Il s'est ensuite rendu chez le député druze Marwan Hamadé qui a, lui, mis l'accent sur le rôle de Riyad « dans l'intérêt de l'arabité du Liban et de la Syrie », notamment après les attaques qui ont impliqué des miliciens druzes en Syrie la semaine dernière.
Lundi également, le cheikh Akl Sami Abi el-Mona, chef spirituel de la communauté des druzes, a été reçu à Clémenceau par l'ancien président du Parti socialiste progressiste, Walid Joumblatt avec qui il a discuté des derniers développements en Syrie. Le cheikh druze a également rencontré au cours de la journée la coordinatrice spéciale des Nations unies pour le Liban, Jeanine Hennis-Plasschaert. Il lui a exprimé le souhait que l'ONU « contribue à garantir que ce qui s'est passé (en Syrie) ne se reproduise pas, à exercer des pressions pour protéger les civils », rapporte l'Ani.
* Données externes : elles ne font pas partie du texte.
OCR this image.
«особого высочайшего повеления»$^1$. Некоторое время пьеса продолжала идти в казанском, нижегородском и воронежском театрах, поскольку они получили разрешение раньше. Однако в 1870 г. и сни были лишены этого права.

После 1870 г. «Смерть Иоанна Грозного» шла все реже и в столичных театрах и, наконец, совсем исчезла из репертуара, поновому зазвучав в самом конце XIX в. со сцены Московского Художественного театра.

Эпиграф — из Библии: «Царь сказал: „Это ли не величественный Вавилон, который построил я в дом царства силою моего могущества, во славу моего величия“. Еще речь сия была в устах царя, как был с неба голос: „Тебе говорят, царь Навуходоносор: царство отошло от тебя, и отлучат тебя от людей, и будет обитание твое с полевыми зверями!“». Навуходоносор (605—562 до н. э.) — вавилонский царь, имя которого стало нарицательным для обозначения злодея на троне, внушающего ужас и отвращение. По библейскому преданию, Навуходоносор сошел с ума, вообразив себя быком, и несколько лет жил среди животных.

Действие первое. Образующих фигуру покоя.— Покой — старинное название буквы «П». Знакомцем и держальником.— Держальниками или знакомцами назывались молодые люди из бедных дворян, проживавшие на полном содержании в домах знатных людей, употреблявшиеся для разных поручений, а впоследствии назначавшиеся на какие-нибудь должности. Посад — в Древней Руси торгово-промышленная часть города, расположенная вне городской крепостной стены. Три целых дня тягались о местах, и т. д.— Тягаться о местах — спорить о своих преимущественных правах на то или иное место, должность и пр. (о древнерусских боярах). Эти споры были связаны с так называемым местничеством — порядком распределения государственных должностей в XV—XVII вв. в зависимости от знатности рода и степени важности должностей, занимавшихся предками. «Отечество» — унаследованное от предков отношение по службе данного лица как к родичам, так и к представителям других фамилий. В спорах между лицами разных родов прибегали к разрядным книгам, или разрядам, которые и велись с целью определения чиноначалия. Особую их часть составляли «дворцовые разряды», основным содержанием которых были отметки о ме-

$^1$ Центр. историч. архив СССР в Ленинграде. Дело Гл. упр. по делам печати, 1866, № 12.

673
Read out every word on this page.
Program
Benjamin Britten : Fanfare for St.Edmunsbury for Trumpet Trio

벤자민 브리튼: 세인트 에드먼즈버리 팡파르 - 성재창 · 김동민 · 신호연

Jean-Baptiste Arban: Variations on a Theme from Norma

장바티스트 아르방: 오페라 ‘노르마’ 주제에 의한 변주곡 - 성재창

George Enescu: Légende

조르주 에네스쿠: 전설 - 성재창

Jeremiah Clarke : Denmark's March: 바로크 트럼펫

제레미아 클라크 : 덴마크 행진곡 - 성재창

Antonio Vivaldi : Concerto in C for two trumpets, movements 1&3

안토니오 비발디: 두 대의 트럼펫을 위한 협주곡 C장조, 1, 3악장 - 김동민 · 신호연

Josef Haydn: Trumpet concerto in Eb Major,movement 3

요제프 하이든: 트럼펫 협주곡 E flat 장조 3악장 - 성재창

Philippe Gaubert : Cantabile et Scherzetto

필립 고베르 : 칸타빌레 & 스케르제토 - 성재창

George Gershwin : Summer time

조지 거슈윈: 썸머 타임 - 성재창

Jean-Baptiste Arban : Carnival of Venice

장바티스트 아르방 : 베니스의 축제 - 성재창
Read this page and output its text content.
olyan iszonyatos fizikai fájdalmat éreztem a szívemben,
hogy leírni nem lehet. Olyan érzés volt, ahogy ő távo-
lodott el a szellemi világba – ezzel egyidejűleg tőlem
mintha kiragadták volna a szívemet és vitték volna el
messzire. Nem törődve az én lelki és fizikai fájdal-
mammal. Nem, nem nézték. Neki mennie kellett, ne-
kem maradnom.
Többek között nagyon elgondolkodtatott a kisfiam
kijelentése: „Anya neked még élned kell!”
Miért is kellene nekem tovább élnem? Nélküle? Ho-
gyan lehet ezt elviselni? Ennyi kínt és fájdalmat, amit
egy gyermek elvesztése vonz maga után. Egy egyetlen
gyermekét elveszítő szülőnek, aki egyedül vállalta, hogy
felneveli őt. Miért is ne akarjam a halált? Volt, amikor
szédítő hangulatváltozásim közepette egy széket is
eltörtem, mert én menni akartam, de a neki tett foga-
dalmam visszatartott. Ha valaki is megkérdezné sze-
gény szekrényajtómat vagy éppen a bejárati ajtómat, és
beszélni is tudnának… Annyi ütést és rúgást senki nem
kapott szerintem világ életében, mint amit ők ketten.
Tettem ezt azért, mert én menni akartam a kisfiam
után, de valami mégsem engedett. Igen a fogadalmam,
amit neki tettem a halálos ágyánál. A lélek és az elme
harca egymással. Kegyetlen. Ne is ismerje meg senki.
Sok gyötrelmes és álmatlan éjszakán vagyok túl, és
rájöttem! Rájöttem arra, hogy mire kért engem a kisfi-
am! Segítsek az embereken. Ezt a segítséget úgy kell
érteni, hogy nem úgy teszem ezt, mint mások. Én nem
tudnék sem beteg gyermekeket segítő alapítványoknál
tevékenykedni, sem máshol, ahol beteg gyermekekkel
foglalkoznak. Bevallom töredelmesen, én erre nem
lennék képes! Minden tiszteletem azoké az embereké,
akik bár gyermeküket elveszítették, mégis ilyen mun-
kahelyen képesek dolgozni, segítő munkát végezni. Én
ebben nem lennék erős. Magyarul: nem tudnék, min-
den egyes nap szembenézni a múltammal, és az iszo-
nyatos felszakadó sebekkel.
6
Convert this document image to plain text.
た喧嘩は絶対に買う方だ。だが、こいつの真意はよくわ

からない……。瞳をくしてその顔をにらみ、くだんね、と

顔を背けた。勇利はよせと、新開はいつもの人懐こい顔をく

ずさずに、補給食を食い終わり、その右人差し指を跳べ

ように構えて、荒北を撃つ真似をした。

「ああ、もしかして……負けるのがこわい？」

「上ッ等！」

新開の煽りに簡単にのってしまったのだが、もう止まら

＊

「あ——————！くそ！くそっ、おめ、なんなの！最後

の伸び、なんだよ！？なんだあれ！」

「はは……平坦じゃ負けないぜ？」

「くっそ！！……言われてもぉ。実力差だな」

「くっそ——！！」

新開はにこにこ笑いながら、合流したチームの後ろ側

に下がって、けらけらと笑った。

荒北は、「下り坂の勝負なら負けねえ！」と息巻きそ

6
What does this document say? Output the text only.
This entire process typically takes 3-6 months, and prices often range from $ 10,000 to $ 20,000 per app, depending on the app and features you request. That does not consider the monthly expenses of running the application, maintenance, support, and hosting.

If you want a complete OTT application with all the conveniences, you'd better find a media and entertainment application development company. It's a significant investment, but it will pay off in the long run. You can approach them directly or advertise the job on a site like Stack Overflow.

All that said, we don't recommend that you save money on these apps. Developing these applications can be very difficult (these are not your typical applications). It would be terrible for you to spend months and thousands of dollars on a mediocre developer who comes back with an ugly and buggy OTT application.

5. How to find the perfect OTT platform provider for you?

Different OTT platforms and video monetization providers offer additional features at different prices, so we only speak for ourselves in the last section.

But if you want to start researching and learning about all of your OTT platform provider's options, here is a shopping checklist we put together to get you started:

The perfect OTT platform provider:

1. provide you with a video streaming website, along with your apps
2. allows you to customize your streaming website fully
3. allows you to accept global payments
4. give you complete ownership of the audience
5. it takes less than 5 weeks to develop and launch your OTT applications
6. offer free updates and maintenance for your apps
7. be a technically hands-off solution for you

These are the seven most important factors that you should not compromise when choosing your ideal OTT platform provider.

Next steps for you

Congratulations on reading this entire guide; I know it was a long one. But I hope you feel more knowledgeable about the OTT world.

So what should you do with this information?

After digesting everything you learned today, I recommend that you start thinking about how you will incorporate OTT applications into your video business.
Le leader de la communauté druze au Liban, Walid Joumblatt, qui a fait du dossier des druzes de Syrie sa priorité, s’était rendu vendredi dans la journée à Damas, où il a rencontré le président par intérim, Ahmad el-Chareh, après les affrontements communautaires meurtriers entre des miliciens druzes et des groupes armés liés au nouveau pouvoir en début de semaine, qui ont fait plus de 100 morts selon l’Observatoire syrien des droits de l’homme (OSDH).
Vendredi, une frappe israélienne a visé un secteur voisin du palais présidentiel à Damas, dans un « message clair envoyé au régime syrien » après les attaques contre la minorité druze pour laquelle les dirigeants israéliens ont pris fait et cause.